On 2016-08-11 12:24, Dorothy J Heydt wrote:
> Squirrels and other critters.
My first job out of college was doing substation design for a
large IOU (investor-owned utility). At the time, there was a big
effort to install owl effigies in substations, in order to scare
off the squirrels. However, they're only a problem at low voltages.

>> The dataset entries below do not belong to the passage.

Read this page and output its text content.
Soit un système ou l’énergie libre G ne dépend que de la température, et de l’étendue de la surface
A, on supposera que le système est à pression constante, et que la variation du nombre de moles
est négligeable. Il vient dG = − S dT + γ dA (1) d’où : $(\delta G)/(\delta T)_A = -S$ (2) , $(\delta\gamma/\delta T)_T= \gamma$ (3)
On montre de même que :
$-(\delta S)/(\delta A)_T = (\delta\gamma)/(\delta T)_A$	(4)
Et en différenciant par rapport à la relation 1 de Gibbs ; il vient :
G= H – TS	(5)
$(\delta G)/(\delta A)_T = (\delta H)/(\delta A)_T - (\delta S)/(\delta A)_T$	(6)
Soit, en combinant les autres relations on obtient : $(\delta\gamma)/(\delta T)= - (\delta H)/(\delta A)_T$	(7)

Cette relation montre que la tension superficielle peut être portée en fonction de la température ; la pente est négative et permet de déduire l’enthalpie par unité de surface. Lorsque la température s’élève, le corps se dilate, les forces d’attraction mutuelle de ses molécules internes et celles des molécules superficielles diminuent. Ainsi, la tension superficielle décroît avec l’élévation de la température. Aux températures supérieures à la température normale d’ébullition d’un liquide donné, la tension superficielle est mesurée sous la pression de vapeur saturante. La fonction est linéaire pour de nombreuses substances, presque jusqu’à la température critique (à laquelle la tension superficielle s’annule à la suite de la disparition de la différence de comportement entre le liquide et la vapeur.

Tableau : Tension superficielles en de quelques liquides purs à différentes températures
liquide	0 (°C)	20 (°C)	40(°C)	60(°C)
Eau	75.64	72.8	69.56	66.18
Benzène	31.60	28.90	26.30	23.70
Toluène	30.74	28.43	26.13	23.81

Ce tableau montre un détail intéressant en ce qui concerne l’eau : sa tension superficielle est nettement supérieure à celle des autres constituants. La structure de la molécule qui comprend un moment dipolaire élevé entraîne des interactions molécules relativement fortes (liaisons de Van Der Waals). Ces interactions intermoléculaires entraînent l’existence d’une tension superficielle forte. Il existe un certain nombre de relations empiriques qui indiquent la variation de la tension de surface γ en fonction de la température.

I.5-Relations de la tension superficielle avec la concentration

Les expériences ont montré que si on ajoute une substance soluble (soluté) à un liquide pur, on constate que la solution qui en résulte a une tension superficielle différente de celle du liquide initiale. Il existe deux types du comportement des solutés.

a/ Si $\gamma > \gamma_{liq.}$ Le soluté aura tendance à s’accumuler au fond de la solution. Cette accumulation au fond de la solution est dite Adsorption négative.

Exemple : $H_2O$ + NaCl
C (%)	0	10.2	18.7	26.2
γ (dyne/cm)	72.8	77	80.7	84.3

By the time you get up to 69 kV, the phase-to-ground distance was
too large for them to readily bridge.
However, we did have one mammalian outage that owls wouldn't have
prevented. My employer was located in a rather cold region. Transformers
are fairly warm, because of the core and coil losses. One January, a
homeless person climbed the chain-link fence (topped with three strands
of barbed wire) and climbed up to the top of a 115-13.8 kV transformer.
On his way, he grabbed the top of one of the 115 kV bushings.[1]
Amazingly, he lived. As the story had it at the time, when he woke up in
the hospital, there was a long line of ambulance-chasers waiting to help
him sue us.
> And trees.
According to one of my professors, urine[2] released by a bird taking
off from its perch on one phase of a power line can bridge a gap of
meters and is highly conductive.
>
http://www.slate.com/blogs/future_tense/2016/08/11/cybersquirrel1_monitors_animal_attacks_on_technological_infrastructure.html
[1] A "bushing" is something that allows a conductor to pass into the
interior of a piece of equipment. It's generally ceramic.
[2] He called it "birdine", because it combines urine and excrement,
but that doesn't appear to be a real word.
--
Michael F. Stemper
This email is to be read by its intended recipient only. Any other party
reading is required by the EULA to send me $500.00.